By Claire West

The rate of inflation in July has met market expectation, with the headline rate dipping marginally to 3.1% from 3.2% in June.

Despite the slight dip, this marks the seventh consecutive month that the rate has been above 3.0%, warranting another letter of explanation from the Bank of England Governor. Mervyn King will have to write to the Chancellor of the Exchequer explaining why inflation is more than 1 percentage point above target, the eighth such letter since March 2007.

However, King is more than likely to simply copy and paste the last letter as the factors underpinning the high prices remain unchanged.

Sterling suffered a brief sell-off but has recovered its losses with the market apprehensive about the Monetary Policy Committee meeting minutes due Wednesday morning.

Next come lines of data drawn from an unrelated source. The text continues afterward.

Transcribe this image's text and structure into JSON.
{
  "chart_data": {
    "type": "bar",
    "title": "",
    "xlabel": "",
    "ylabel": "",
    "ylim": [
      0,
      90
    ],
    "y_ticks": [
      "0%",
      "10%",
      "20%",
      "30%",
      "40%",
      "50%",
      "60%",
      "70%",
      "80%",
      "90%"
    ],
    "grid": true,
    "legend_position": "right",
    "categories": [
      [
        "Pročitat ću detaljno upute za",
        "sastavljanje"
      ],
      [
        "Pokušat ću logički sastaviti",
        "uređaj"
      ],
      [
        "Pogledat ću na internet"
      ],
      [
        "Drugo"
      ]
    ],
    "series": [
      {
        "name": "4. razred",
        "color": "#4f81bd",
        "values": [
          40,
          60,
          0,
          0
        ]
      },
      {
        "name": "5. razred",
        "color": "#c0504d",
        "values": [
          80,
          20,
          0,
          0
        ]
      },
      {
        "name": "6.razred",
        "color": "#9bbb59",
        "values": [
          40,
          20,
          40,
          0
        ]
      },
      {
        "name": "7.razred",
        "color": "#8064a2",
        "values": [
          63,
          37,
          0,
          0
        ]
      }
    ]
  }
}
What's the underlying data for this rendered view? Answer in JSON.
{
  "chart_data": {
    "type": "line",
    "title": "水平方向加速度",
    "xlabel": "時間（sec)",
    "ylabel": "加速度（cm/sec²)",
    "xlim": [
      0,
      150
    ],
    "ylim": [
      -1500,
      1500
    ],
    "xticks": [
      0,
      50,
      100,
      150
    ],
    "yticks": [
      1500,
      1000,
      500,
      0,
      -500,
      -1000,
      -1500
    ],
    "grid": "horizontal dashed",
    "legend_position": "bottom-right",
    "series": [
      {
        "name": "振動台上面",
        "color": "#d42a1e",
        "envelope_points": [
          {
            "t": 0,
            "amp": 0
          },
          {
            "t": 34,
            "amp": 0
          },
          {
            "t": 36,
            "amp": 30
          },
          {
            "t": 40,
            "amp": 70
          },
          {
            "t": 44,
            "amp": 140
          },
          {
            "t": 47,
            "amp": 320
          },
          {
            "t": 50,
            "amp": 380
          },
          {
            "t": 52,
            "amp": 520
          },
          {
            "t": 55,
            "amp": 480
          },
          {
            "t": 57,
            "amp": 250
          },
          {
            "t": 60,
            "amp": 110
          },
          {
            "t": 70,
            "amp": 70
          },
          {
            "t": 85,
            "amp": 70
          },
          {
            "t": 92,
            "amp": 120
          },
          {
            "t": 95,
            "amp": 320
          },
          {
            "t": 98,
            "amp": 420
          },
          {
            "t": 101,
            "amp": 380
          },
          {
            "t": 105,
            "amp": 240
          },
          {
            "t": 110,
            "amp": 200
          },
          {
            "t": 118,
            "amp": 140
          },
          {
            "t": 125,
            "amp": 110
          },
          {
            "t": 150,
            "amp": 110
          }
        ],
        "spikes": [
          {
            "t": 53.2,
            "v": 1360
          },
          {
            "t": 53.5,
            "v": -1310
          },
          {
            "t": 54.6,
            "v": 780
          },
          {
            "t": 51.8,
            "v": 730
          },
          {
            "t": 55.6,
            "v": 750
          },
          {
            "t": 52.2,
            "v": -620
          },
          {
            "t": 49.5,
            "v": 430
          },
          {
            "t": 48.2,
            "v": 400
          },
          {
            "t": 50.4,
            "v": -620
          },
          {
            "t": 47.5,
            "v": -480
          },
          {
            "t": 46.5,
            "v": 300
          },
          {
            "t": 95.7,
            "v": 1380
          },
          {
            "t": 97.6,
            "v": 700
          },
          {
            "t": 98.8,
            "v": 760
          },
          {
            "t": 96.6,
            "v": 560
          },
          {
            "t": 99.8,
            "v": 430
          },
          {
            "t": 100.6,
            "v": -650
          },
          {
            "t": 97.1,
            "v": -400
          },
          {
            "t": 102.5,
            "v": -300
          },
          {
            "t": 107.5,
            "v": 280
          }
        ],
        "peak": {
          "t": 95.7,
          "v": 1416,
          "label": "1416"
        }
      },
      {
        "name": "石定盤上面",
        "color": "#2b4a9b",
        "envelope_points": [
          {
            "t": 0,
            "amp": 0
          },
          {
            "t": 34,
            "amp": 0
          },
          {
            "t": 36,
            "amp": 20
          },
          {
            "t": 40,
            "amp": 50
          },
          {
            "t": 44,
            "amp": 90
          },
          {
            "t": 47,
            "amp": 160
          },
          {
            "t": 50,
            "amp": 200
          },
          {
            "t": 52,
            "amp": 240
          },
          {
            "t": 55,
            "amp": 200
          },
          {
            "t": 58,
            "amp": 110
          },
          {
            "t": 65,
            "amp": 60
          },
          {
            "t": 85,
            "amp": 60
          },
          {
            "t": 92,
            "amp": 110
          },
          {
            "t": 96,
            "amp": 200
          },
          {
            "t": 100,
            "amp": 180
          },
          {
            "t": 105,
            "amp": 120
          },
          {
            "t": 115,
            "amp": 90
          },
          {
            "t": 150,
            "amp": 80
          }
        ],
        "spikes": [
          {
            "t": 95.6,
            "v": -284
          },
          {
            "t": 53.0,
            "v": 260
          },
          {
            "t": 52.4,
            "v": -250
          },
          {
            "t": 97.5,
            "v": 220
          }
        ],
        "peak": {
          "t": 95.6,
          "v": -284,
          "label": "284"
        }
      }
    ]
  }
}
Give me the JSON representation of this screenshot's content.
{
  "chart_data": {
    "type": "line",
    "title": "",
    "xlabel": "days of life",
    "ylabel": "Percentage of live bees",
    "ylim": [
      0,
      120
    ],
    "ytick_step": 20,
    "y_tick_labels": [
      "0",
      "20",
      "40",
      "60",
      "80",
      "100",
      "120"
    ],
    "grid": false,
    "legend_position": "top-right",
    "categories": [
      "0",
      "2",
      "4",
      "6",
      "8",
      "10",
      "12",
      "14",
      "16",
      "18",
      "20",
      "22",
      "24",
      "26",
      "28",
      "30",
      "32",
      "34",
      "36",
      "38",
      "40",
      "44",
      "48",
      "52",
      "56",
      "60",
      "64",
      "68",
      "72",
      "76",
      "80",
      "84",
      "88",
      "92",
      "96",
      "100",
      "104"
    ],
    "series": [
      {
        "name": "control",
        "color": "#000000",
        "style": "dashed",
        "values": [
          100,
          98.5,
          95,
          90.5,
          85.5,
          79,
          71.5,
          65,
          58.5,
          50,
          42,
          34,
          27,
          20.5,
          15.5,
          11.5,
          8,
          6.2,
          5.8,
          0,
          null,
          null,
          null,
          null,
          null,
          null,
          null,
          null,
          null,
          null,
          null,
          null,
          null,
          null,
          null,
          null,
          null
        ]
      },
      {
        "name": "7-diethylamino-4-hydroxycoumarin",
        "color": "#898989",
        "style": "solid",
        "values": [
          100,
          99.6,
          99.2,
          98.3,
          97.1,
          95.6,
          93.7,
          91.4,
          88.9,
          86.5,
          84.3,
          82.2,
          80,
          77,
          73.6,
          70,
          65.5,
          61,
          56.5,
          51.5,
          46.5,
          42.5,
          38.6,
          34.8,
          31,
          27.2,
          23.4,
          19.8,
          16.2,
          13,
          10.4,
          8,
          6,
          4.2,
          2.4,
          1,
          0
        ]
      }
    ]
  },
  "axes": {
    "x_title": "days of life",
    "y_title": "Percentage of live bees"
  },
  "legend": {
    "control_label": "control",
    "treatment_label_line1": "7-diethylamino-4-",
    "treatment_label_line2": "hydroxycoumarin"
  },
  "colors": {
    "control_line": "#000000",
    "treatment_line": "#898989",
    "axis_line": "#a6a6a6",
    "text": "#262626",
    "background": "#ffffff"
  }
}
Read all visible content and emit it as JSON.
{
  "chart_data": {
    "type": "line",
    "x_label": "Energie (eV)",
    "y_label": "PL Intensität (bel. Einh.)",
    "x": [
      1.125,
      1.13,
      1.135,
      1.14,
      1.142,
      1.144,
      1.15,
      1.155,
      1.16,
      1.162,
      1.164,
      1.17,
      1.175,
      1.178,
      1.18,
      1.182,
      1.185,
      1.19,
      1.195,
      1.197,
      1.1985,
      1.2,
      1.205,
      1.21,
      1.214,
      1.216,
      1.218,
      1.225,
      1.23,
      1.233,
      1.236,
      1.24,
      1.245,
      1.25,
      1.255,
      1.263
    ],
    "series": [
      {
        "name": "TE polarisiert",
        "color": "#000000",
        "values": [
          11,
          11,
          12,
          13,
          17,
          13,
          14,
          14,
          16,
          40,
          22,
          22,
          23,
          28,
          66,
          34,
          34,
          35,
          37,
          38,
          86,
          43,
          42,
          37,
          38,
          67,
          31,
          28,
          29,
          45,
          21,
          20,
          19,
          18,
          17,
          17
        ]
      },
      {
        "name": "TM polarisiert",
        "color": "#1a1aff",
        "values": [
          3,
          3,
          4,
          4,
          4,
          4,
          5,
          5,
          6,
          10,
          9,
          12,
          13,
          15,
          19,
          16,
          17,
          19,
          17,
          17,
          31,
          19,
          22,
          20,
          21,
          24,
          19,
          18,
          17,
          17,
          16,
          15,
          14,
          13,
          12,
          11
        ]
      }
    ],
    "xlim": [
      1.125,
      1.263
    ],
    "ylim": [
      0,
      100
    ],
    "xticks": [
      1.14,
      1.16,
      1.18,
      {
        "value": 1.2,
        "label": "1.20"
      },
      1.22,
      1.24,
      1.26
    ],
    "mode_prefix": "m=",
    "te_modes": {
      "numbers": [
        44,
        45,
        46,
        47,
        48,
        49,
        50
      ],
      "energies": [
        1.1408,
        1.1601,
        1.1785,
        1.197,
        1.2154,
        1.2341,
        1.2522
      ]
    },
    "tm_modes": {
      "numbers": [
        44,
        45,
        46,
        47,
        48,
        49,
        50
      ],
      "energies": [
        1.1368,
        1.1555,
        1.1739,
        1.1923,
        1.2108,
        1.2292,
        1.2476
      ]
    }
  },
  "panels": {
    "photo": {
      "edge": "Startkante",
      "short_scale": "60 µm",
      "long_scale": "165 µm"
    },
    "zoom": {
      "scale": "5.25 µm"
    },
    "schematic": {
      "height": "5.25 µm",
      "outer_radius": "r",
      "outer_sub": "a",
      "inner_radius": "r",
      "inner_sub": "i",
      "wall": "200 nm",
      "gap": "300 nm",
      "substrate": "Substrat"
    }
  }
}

Duncan Higgins, senior analyst at Caxton FX said: “The rate of inflation has now fallen for the third consecutive month, which at least lends some credence to the Governor’s unwavering line that price pressures are only temporary. However, the rate is hardly dropping quickly. With VAT due to rise on Jan 1st it is looking increasingly unlikely that the rate will be anywhere near the 2.0% target level for another 12 months.”

As is often the case when data meets expectation, the market reaction has been relatively limited. In lieu of last week’s Quarterly Inflation Report, the market is also aware that the Bank is unlikely to react to the high level of inflation.

“King has made clear his stance that inflation doesn’t pose a significant threat. This position is likely to be reiterated in the MPC’s minutes due for release tomorrow. With the economic outlook still highly uncertain, the Bank is no mood to tighten monetary policy, which the market now appears to have factored in,” concludes Higgins.

Sterling is continuing to trade around half a percent lower against the euro on the day around 1.2150. Against the dollar, the pound remains virtually level on the day around 1.5670.